County employees who do not comply with this policy cannot enter any County facility.  Employees who work in the field or telework may be required to report to a County facility at any time and therefore must also comply with this policy. If an employee does not comply with this policy, the employee will be sent home. The employee may initially use paid time off balances, except sick pay, for all missed work time until such time that they comply with the policy or the policy is revoked by the County. If you disagree with this decision you may contact Deputy Director, Human Resources, Michelle Kuka, mkuka@smcgov.org, to provide information in support of your position. 
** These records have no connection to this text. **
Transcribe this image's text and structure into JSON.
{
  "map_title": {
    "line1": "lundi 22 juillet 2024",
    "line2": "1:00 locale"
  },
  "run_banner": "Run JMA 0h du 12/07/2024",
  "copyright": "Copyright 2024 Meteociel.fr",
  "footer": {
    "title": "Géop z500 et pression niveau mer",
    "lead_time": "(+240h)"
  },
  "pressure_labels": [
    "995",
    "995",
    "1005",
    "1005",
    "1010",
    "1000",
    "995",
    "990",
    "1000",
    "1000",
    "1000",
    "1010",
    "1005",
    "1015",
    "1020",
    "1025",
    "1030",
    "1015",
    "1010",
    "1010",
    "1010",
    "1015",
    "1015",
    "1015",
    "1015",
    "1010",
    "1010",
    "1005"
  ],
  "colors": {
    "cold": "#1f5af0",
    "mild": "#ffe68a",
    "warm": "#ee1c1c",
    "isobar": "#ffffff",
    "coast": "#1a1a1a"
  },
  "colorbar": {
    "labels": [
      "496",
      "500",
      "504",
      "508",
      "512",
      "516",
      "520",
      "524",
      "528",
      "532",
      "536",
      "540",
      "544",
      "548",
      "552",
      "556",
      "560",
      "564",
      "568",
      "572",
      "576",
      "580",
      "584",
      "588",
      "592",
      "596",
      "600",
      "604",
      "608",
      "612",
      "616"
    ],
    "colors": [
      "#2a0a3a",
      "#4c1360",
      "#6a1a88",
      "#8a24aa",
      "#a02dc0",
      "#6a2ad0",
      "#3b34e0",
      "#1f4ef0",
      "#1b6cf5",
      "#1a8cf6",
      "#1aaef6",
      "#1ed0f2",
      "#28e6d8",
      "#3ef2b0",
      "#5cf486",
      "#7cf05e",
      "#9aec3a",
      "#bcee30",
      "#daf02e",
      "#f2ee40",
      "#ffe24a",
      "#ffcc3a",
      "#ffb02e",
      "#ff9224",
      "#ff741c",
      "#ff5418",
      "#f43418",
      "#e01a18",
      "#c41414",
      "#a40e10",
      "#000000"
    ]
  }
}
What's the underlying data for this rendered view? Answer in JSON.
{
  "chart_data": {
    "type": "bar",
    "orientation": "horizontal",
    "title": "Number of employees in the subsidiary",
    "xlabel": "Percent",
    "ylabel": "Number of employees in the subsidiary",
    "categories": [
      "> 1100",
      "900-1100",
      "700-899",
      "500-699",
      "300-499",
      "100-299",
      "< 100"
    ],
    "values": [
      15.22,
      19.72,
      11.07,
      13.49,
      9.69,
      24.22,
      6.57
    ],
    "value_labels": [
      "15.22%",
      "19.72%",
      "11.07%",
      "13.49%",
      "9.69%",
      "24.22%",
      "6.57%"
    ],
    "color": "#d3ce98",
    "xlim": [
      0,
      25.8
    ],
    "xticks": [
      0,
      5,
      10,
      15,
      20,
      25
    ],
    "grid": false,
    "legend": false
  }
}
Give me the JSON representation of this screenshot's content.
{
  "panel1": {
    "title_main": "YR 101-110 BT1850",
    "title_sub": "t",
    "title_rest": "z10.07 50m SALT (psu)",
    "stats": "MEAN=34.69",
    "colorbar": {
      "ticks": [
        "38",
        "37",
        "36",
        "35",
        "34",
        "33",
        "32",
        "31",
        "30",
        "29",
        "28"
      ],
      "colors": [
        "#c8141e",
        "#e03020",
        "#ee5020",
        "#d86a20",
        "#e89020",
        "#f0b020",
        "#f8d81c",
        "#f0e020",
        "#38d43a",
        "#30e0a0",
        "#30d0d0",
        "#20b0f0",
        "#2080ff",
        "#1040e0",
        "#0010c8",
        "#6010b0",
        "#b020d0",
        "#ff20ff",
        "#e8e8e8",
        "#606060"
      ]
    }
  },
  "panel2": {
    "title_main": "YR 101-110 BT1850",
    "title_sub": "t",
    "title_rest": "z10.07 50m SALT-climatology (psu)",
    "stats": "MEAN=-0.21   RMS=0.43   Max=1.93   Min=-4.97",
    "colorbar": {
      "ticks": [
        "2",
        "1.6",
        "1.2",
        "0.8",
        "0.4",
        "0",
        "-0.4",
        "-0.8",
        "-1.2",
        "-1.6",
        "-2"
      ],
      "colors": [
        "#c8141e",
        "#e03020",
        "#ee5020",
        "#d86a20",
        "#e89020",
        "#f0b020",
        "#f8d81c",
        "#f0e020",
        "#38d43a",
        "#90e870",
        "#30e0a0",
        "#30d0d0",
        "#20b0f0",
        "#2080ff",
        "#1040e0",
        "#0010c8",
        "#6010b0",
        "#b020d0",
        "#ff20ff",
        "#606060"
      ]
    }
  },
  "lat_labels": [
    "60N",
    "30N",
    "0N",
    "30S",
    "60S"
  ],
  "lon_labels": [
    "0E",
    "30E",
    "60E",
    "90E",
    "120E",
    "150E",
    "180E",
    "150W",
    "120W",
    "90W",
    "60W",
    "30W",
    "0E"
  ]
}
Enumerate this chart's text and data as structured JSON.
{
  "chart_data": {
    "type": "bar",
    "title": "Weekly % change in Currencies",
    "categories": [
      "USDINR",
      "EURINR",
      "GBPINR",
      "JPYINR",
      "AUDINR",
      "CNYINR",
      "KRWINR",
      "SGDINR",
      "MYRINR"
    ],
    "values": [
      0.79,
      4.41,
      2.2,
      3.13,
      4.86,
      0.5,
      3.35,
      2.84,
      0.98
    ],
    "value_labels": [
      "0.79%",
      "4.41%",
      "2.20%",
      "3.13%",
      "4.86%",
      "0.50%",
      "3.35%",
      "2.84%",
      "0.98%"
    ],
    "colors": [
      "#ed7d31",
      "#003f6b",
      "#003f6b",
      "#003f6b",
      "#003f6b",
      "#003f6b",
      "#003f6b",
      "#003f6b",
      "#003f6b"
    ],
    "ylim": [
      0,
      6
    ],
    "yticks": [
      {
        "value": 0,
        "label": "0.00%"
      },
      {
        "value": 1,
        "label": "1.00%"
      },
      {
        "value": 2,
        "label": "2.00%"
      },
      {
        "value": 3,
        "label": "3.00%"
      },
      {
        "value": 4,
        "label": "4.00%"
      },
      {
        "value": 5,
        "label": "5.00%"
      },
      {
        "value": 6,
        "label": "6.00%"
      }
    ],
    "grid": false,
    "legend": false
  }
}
Employees who continue to not comply with this policy may be subject to disciplinary action up to and including termination.

VI. DEFINITIONS:

For purposes of this Policy, the following definitions apply:

1. “Fully Vaccinated” means individuals who are considered fully vaccinated for COVID-19: two weeks or more after they have received the second dose in a 2-dose series (Pfizer-BioNTech or Moderna or vaccine authorized by the World Health Organization), or two weeks or more after they have received a single-dose vaccine (Johnson and Johnson [J&J]/Janssen). COVID-19 vaccines that are currently authorized for emergency use or that are fully approved:

a.   By the US Food and Drug Administration are listed at https://www.fda.gov/emergency-preparedness-and-response/coronavirus-disease-2019-covid-19/covid-19-vaccines

b.   By the World Health Organization are listed at https://extranet.who.int/pqweb/vaccines/covid-19-vaccines

2. “Incompletely vaccinated” means persons who have received at least one dose of COVID-19 vaccine but do not meet the definition of fully vaccinated.

3. “Respirator” means a respiratory protection device approved by the National Institute for Occupational Safety and Health (NIOSH) to protect the wearer from particulate matter, such as an N95 filtering facepiece respirator.

4. “Unvaccinated” means persons who have not received any doses of COVID-19 vaccine or whose status is unknown.

5. “WHO Yellow Card” refers to the original World Health Organization International Certificate of Vaccination or Prophylaxis issued to the individual following administration of the COVID-19 vaccine in a foreign country.

6. “Worker” refers to all paid and unpaid persons serving in health care, other health care or congregate settings who have the potential for direct or indirect exposure to patients/clients/residents or SARS-CoV-2 airborne aerosols. Workers include, but are not limited to, nurses, nursing assistants, physicians, technicians, therapists, phlebotomists, pharmacists, students and trainees, and persons not directly involved in patient care, but who could be exposed to infectious agents that can be transmitted in the health care setting (e.g., clerical, dietary, environmental services, laundry, security, engineering and facilities management, administrative, billing, and volunteer personnel). Workers who are on leave must be compliant with this policy by the time they return to work after their leave.